There was also Buck's quiet contract renegotiation with Cincinnati that ended recently with an undisclosed agreement.
Buck, eschewing the aid of agent Leigh Steinberg, took three weeks to work out a deal with assistant general manager Mike Brown. That's a startling reversal from training camp 1987, when Buck, fresh from Brigham Young University, held out for most of the summer before gaining a four-year deal averaging $373,000.
"Leigh didn't return my phone call," said Buck of the man who represents three first-round picks from this year's draft. "I like him, but he's got his finger in too many pots. I just didn't want the hassle of an agent. Mike was very fair and up front. It can get personal between an agent and owner, but this was done professionally. I'm very satisfied with the money and length."
Buck signed a non-disclosure clause, but it's no secret Brown didn't offer him the money befitting a starter, which Buck was in 1989 when he led the team in sacks with six. The average salary for an NFL starter in 1990 was $466,000.
Although Buck says he received a raise, Brown told Buck he was working off last season, when Buck played just five downs in the base 3-4 defense. He managed half a sack out of the four-man line used only in passing situations or against run-and-shoot teams.
"There were the typical arguments," Buck said. "He looked at this year and I pointed out that when I started, I led the team in sacks and had more tackles than anyone on the defensive line except Timmy (Krumrie)."
The 255-pound Buck was stunned when he walked into training camp last summer and saw he was second team. The Bengals opted for more beef up front after finishing 26th in the NFL against the run and are headed that way again with the drafting of 300-pound Lamar Rogers and 290-pound Bob Dahl after finishing 22nd in 1990.

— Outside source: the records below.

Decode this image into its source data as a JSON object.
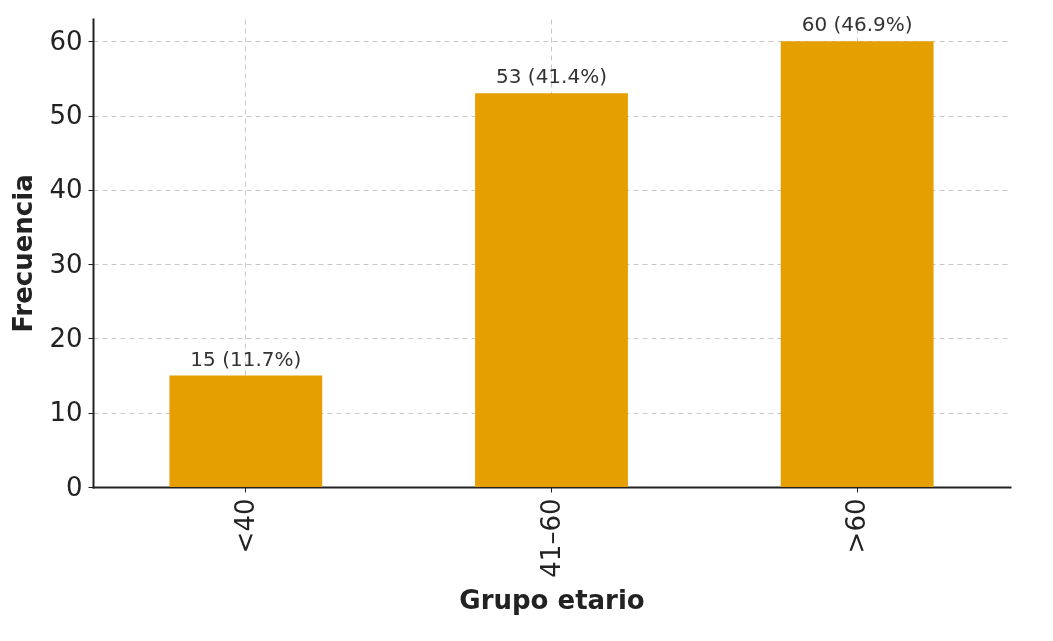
{
  "chart_data": {
    "type": "bar",
    "xlabel": "Grupo etario",
    "ylabel": "Frecuencia",
    "categories": [
      "<40",
      "41–60",
      ">60"
    ],
    "values": [
      15,
      53,
      60
    ],
    "value_labels": [
      "15 (11.7%)",
      "53 (41.4%)",
      "60 (46.9%)"
    ],
    "color": "#e69f00",
    "ylim": [
      0,
      63
    ],
    "yticks": [
      0,
      10,
      20,
      30,
      40,
      50,
      60
    ],
    "grid": true
  }
}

"In our anxiety to get big, we don't want to lose the ability to move," said defensive line coach Chuck Studley. "We feel these two guys we just drafted are quick. We haven't felt that Jason's performed against the run. I'm not making any promises. This is no different than any other training camp. The veterans should be nervous."

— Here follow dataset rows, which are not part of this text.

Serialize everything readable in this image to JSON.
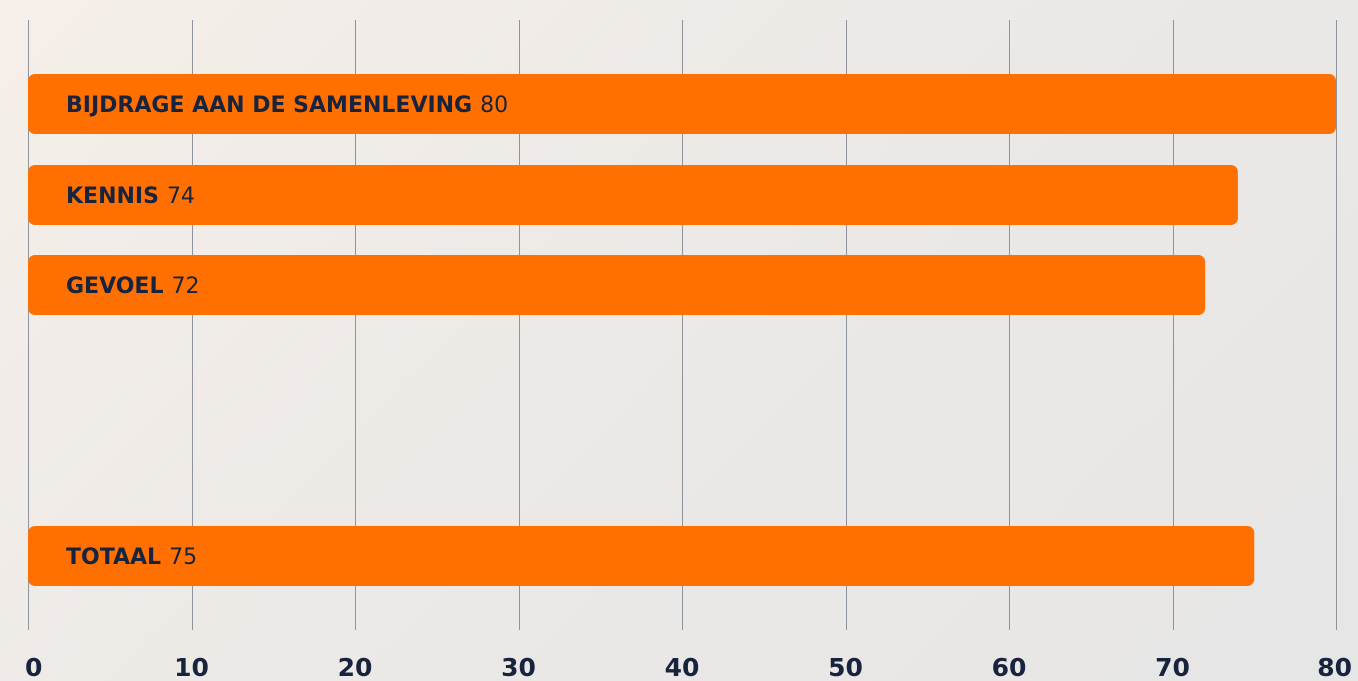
{
  "chart_data": {
    "type": "bar",
    "orientation": "horizontal",
    "categories": [
      "BIJDRAGE AAN DE SAMENLEVING",
      "KENNIS",
      "GEVOEL",
      "TOTAAL"
    ],
    "values": [
      80,
      74,
      72,
      75
    ],
    "value_labels": [
      "80",
      "74",
      "72",
      "75"
    ],
    "xlim": [
      0,
      80
    ],
    "x_ticks": [
      "0",
      "10",
      "20",
      "30",
      "40",
      "50",
      "60",
      "70",
      "80"
    ],
    "grid": true,
    "legend": "none",
    "title": "",
    "xlabel": "",
    "ylabel": "",
    "colors": {
      "bar": "#ff7000",
      "text": "#18233d",
      "grid": "#8f949c"
    }
  }
}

Among the anxious ones will be Buck, defensive ends Skip McClendon, Natu Tuatagaloa and Andrew Stewart (a free agent), and defensive end-tackle David Grant.
But Buck, who hopes to be 265 pounds by the opening of training camp, has an appetite for the competition. A dogged weight-lifter, he's eating four and five small meals a day as well as pumping himself up with optimism.
"I know I can still play," Buck said. "I know I can play somewhere on a four-man line. I know I'll be somewhere this season. I hope it's Cincinnati, but I'll go where I can play."